Amazon Kinesis Data Analytics (now Amazon Managed Service for Apache Flink) provides a fully managed Flink environment that natively supports stateful stream processing required for 7-day rolling window aggregations, stream-to-stream and stream-to-batch (S3 reference data) joins, and low-latency output. Writing to SageMaker Feature Store simultaneously populates the online store (backed by DynamoDB for low-latency reads) and offline store (backed by S3), meeting all requirements with no server management. AWS Glue Streaming ETL supports simple transformations but has limited support for complex stateful windowed aggregations like 7-day rolling counts and lacks native SageMaker Feature Store sink connectors, requiring custom code. Using Kinesis Firehose and daily batch Glue jobs converts the problem to batch processing, eliminating the ability to compute up-to-date rolling features and missing the low-latency online store update requirement. A self-managed Kafka cluster on EC2 with custom Kafka Streams logic has the highest operational overhead (cluster management, patching, scaling) and requires building custom integrations with Redis and Redshift.

5. An ML platform team uses AWS Lake Formation to govern a shared data lake used by three business units. A new regulation requires that data scientists in the Finance unit can query a 'transactions' table but must never see the 'customer_ssn' column. All other columns should remain accessible. Which Lake Formation capability satisfies this requirement with the LEAST operational overhead?
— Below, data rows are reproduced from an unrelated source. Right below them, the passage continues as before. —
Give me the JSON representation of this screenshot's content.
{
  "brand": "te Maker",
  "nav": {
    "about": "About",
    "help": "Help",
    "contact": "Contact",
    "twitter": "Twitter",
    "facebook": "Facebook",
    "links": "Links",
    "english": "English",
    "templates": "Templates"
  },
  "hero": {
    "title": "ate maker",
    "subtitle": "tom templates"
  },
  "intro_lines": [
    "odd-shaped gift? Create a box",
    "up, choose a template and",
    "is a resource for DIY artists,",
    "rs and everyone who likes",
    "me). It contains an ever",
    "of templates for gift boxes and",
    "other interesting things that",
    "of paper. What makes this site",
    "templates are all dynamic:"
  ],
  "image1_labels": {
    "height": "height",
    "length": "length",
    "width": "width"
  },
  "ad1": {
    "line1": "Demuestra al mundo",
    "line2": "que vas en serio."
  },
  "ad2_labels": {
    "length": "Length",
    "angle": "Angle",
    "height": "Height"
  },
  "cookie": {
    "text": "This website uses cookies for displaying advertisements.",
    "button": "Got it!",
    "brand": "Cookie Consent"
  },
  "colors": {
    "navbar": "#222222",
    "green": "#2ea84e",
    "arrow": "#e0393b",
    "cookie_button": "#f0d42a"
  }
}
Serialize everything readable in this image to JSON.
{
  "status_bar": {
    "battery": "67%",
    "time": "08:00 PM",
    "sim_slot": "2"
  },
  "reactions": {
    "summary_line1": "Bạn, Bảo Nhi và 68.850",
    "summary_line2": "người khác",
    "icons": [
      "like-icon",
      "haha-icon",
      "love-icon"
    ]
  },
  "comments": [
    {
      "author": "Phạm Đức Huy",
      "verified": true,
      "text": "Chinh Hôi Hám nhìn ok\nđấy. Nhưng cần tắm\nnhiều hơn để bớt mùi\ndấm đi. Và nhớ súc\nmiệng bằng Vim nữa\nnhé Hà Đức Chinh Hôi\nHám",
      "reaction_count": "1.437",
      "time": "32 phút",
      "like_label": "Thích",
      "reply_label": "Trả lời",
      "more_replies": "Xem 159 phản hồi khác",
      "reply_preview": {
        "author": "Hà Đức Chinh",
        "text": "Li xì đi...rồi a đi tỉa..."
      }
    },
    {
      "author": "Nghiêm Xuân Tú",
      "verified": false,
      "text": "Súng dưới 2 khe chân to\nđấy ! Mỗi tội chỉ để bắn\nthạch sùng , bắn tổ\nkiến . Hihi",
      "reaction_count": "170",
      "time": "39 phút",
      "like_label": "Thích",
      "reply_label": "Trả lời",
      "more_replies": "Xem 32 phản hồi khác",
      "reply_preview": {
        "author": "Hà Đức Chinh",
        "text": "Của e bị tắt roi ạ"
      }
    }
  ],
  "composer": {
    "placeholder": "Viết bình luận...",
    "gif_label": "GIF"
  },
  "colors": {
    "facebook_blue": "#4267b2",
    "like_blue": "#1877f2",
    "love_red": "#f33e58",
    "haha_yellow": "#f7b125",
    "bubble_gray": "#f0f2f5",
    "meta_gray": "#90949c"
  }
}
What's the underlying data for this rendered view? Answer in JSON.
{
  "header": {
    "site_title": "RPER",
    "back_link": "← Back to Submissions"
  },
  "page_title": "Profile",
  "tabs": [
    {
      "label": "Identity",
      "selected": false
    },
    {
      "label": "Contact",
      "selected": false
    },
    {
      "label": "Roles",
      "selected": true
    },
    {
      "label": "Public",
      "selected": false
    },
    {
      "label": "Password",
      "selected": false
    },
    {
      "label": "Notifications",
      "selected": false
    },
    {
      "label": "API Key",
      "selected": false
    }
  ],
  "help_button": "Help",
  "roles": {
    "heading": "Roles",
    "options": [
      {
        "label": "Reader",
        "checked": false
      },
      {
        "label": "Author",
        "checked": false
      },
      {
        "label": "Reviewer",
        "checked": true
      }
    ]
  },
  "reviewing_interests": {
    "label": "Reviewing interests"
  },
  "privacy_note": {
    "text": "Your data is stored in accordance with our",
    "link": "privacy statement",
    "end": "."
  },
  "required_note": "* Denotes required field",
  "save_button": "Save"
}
  • A. Create a separate S3 prefix that contains a version of the transactions table with the customer_ssn column removed, and grant the Finance unit's IAM role access only to that prefix.
  • B. Use Lake Formation column-level permissions to explicitly deny the 'customer_ssn' column for the Finance unit's IAM principals on the transactions table.✓ Correct
  • C. Write an AWS Glue ETL job that redacts the customer_ssn column before writing a sanitized copy of the table to a separate S3 location, and point the Finance unit to that location.
  • D. Enable S3 Block Public Access and use a bucket policy condition to block access to objects containing customer_ssn values.
Explanation

Lake Formation supports fine-grained column-level access control directly on Data Catalog tables. By revoking SELECT permission on the 'customer_ssn' column for the Finance unit's principals, the team enforces the policy without duplicating data or maintaining separate ETL jobs. Option A creates data duplication and adds maintenance burden every time the schema changes. Option C (Glue ETL redaction job) also duplicates data and adds pipeline complexity; any schema change requires updating the job. Option D (S3 Block Public Access + bucket policy) operates at the S3 object level and cannot filter individual columns within a file—it is also unrelated to column-level security.